Antony Betis love affair GFXGetty/GOAL

L'erreur à 95M€ de Manchester United ? Antony prouve à toute l'Europe qu'ils avaient tort de l'enterrer !

Old Trafford est devenu, ces dernières années, une sorte de cimetière pour de nombreux jeunes talents excitants qui s'y sont perdus. Mais, heureusement pour eux, beaucoup de ces joueurs ont su renaître et relancer leur carrière après avoir quitté Manchester United et son environnement parfois toxique.

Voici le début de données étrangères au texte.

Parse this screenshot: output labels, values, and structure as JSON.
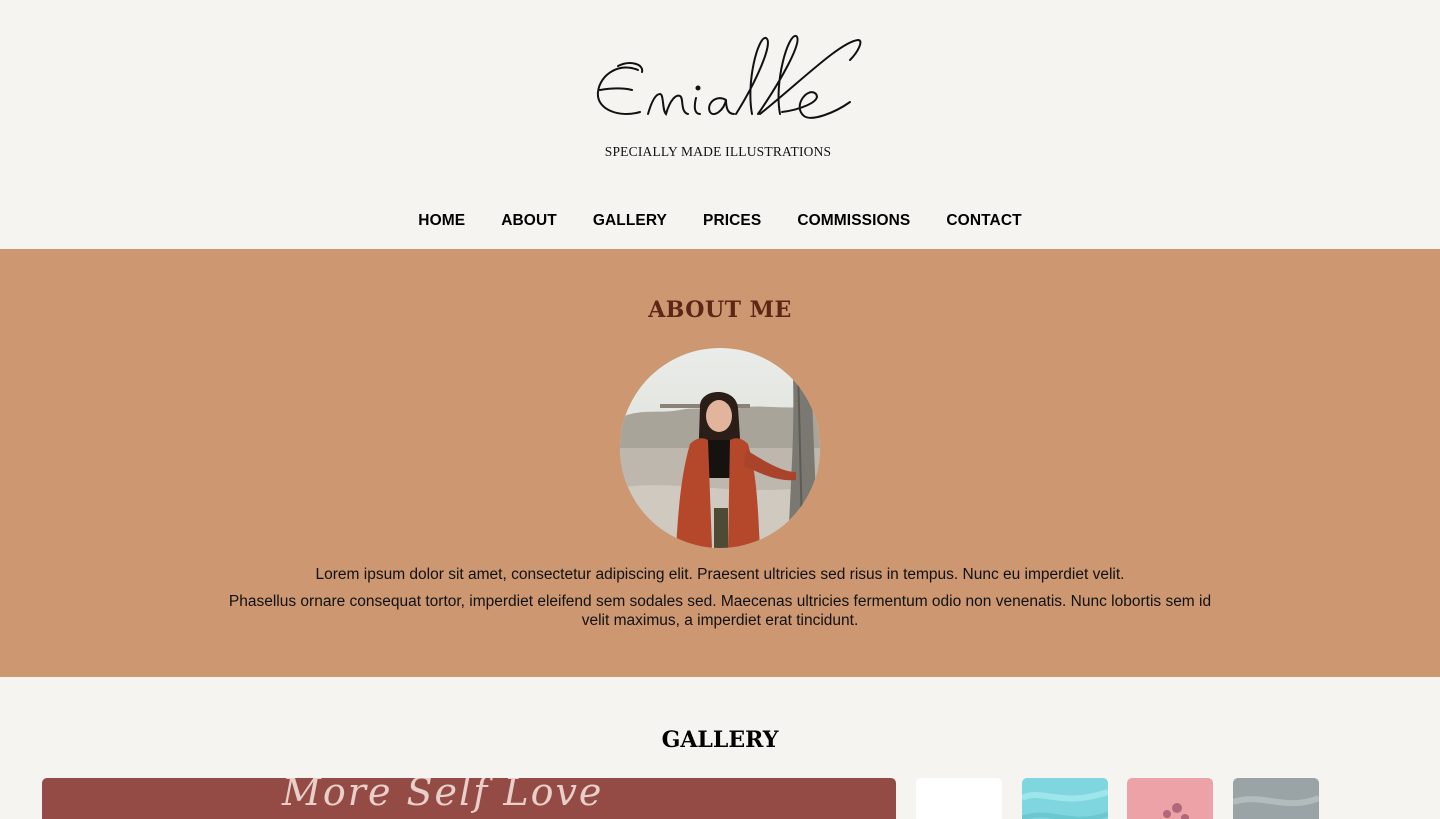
{
  "brand": {
    "name": "Enialle",
    "tagline": "SPECIALLY MADE ILLUSTRATIONS"
  },
  "nav": {
    "items": [
      {
        "label": "HOME"
      },
      {
        "label": "ABOUT"
      },
      {
        "label": "GALLERY"
      },
      {
        "label": "PRICES"
      },
      {
        "label": "COMMISSIONS"
      },
      {
        "label": "CONTACT"
      }
    ]
  },
  "about": {
    "heading": "ABOUT ME",
    "paragraph1": "Lorem ipsum dolor sit amet, consectetur adipiscing elit. Praesent ultricies sed risus in tempus. Nunc eu imperdiet velit.",
    "paragraph2": "Phasellus ornare consequat tortor, imperdiet eleifend sem sodales sed. Maecenas ultricies fermentum odio non venenatis. Nunc lobortis sem id velit maximus, a imperdiet erat tincidunt."
  },
  "gallery": {
    "heading": "GALLERY",
    "featured_text": "More Self Love",
    "thumbnails": [
      {
        "color": "#ffffff"
      },
      {
        "color": "#7fd6de"
      },
      {
        "color": "#eda2a8"
      },
      {
        "color": "#9aa4a6"
      }
    ]
  },
  "colors": {
    "page_bg": "#f5f4f0",
    "about_bg": "#cc9771",
    "about_heading": "#5b2615",
    "featured_bg": "#954b45"
  }
}
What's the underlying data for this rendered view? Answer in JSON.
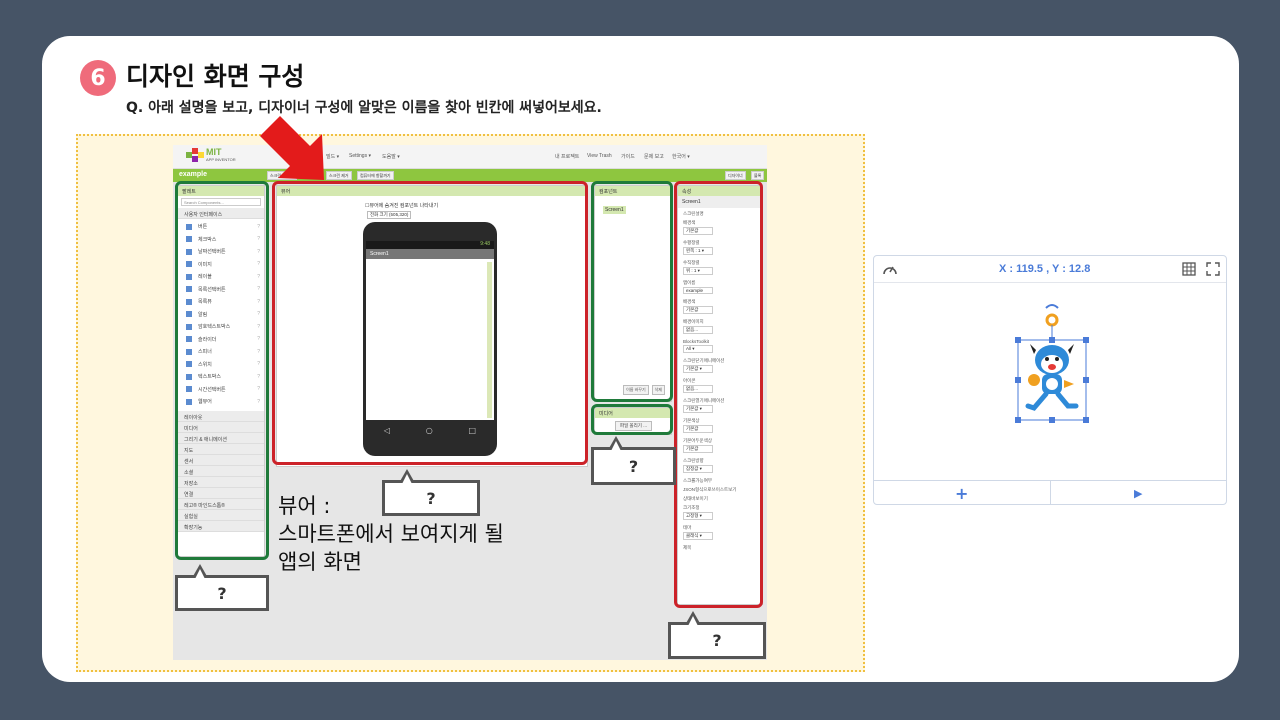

Pour ne citer que trois exemples récents et frappants : le milieu offensif Angel Gomes, après un passage très réussi en France du côté de Lille qui lui a ouvert les portes de la sélection anglaise, est attendu pour un retour en Premier League cet été. L'ailier Anthony Elanga, quant à lui, vient tout juste d'aider Nottingham Forest à se qualifier pour une compétition continentale pour la première fois depuis près de deux décennies. Et que dire de Scott McTominay, devenu la nouvelle idole du Stadio Diego Armando Maradona grâce à ses performances héroïques et son titre de MVP (Meilleur Joueur) lors du triomphe de Naples en Serie A lors de cette saison 2024-2025.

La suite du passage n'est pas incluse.